Clause 32. The computer-readable storage device of clause 28 or any previous clause, wherein the implicit dependency tracking tool operates at an operating system level for local accesses.

Clause 33. The computer-readable storage device of clause 28 or any previous clause, wherein the implicit dependency tracking tool acts as an HTTP proxy for remote data accesses to intercept network communications performed by the training command.

Clause 34. A software tool for use in connection with implementing operations associated with a companion command, wherein the software tool, when implemented, causes one or more processor to be configured to: observe, when training a machine learning model, actions associated with data used to train the machine learning model, wherein the actions are performed by a training command run to train the machine learning model; generate a database comprising the data; and determine, based on the data, machine learning model provenance without altering source code associated with executing components of the machine learning model.

Clause 35. The software tool of clause 34, wherein the software tool, when executed by the one or more processor, further cause the one or more processor to be configured to determine, based on the data, the machine learning model provenance by: determining, via the data in the database, that all actions performed by the training command were from one or more allowed data source; and identifying, if any, data leakage while training the machine learning model.

Clause 36. The software tool of clause 34 or any previous clause, wherein the software tool is implemented by one of a user interaction with a graphical object or a user input via a command-line interface.
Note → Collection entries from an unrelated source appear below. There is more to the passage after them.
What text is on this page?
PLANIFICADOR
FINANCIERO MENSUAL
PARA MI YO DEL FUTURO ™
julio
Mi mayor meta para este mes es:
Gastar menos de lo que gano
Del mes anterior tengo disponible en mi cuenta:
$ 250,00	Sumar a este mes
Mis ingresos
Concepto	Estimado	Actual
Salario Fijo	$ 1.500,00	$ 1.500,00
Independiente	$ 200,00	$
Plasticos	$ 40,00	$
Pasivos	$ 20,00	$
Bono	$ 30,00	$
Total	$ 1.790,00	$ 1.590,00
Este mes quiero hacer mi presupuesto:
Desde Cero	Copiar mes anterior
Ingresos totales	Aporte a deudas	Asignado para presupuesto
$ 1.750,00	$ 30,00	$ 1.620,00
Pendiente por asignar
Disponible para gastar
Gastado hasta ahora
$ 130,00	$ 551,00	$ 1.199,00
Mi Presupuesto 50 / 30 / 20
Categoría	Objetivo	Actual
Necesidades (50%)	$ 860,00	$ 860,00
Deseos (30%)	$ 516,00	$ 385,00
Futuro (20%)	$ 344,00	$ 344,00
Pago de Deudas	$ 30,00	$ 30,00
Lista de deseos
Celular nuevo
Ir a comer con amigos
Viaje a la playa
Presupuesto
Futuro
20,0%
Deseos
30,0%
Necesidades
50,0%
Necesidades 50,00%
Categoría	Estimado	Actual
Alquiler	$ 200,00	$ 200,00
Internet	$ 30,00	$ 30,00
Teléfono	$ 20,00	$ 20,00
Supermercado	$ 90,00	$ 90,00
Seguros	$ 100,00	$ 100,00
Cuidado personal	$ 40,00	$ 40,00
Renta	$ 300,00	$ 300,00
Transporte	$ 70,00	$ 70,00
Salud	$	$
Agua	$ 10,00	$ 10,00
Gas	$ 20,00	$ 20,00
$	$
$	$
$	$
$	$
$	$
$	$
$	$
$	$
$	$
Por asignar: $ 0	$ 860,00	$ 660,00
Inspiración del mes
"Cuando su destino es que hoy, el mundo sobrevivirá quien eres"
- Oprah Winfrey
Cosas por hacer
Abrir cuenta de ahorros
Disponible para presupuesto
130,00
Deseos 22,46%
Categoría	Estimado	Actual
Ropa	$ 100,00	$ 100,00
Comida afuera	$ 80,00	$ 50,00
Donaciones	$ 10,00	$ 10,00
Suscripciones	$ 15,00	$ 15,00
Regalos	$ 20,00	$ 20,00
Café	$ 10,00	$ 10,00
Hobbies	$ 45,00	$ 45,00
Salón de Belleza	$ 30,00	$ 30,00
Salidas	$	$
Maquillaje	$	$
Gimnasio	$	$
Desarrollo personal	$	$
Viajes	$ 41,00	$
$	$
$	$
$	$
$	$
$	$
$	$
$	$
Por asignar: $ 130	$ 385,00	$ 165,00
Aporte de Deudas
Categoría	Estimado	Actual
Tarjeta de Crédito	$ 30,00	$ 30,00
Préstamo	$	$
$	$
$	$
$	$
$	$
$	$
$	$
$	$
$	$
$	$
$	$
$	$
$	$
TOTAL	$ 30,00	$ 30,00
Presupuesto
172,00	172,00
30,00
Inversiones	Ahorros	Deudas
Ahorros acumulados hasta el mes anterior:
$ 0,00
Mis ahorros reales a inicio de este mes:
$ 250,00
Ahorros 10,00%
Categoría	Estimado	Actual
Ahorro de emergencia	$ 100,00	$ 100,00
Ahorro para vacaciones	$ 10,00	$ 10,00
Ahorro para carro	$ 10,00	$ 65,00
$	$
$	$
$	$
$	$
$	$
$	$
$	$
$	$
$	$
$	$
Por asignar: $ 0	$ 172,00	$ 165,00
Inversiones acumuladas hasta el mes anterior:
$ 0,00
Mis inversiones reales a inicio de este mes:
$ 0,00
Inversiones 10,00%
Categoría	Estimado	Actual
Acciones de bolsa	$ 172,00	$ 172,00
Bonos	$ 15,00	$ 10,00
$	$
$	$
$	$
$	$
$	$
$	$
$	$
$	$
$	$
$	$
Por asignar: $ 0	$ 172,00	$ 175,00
Clause 37. A method comprising: observing, when operating a machine learning model and via a software tool, actions associated with data used to use the machine learning model, wherein the actions are performed by a command run to use the machine learning model; generating a database comprising the data; and determining, based on the data, machine learning model provenance without altering source code associated with executing components of the machine learning model.

Clause 38. A system comprising: one or more processor; and a computer-readable storage device storing instructions which, when executed by the one or more processor, cause the one or more processor to be configured to: observe, when operating a machine learning model and via a software tool, actions associated with data used to use the machine learning model, wherein the actions are performed by a command run to use the machine learning model; generate a database comprising the data; and determine, based on the data, machine learning model provenance without altering source code associated with executing components of the machine learning model.

Clause 39. A computer-readable storage device storing instructions which, when executed by one or more processor, cause the one or more processor to be configured to: observe, when operating a machine learning model and via a software tool, actions associated with data used to use the machine learning model, wherein the actions are performed by a command run to use the machine learning model; generate a database comprising the data; and determine, based on the data, machine learning model provenance without altering source code associated with executing components of the machine learning model.

Clause 40. A software tool configured to: observe, when operating a machine learning model, actions associated with data used to use the machine learning model, wherein the actions are performed by a command run to use the machine learning model; generate a database comprising the data; and determine, based on the data, machine learning model provenance without altering source code associated with executing components of the machine learning model.